No one seemed to notice me as they all excitedly formed a herd of humanity to the open gates which, I might add, look something like the entrance to Paramount Pictures. I felt like an oversized garden gnome or kitschy pink flamingo (both things I adore, by the way), a little out of place in my own universe.

Several dozen more couples and families made their way to the open house, their cars lining the street. I had seen the floor plan and amenities sheet months ago after David filched one from the realtor's sign case. I knew that the visitors would ooh and ahh over over Italian granite countertops, a five car garage, and a computerized sprinkler system.

I became aware of my aching, wrinkling wet thumb plugging the plastic hose and thought, happily, to myself: this is all the sprinkler system you really need.

Saturday, June 03, 2006

Morning paper


Here's what your Saturday morning looks like when your yard has mature trees and your kids have immature friends.

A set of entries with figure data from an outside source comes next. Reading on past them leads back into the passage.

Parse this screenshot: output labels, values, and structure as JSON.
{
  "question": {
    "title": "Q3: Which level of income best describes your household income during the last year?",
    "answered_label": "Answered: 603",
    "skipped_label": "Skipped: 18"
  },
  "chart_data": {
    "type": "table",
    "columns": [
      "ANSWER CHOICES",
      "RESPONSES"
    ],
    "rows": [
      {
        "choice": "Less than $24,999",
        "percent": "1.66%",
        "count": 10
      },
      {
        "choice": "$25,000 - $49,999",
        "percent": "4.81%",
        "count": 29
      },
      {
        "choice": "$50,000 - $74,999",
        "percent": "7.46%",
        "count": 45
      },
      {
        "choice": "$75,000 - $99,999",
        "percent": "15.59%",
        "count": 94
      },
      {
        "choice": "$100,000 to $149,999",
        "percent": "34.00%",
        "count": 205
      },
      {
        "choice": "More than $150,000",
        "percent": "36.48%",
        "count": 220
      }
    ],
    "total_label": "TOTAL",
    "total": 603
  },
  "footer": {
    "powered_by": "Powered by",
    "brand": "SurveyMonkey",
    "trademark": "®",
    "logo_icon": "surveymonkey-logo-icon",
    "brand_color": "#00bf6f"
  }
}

I should have gotten up at 2 a.m. and looked out the window instead of merely mumbling at the dogs to "quit barking at the neighbor's damn cat."

Hmmm. A mystery. Whomever did this had a terrific throwing arm, I discovered when I had to blast the garden hose thirty feet high to coax the paper streamers into dropping down like dead snakes. So that would rule out a good portion of Kate's theater and choir pals.

The culprit(s) spared no expense, using at least eight double rolls of Ultra Premium Charmin. I marvelled at its cushy softness and am considering switching brands. Darn upscale kids.

But who? Most of Kate's friends have access to cars but few have the gumption to break curfew.

Secretly, I'm a little pleased to know that high school kids haven't changed much in thirty years, and that Kate is enough of a blip on the social radar to warrant this bit of deliquent attention. The TP actually looked kind of festive swaying in the morning breeze. There are still vestiges of unreachable white fluff lingering, which should come down with the next good rain.

In our part of the Lone Star state, that should be by about October.

Maybe by then the mystery will be solved.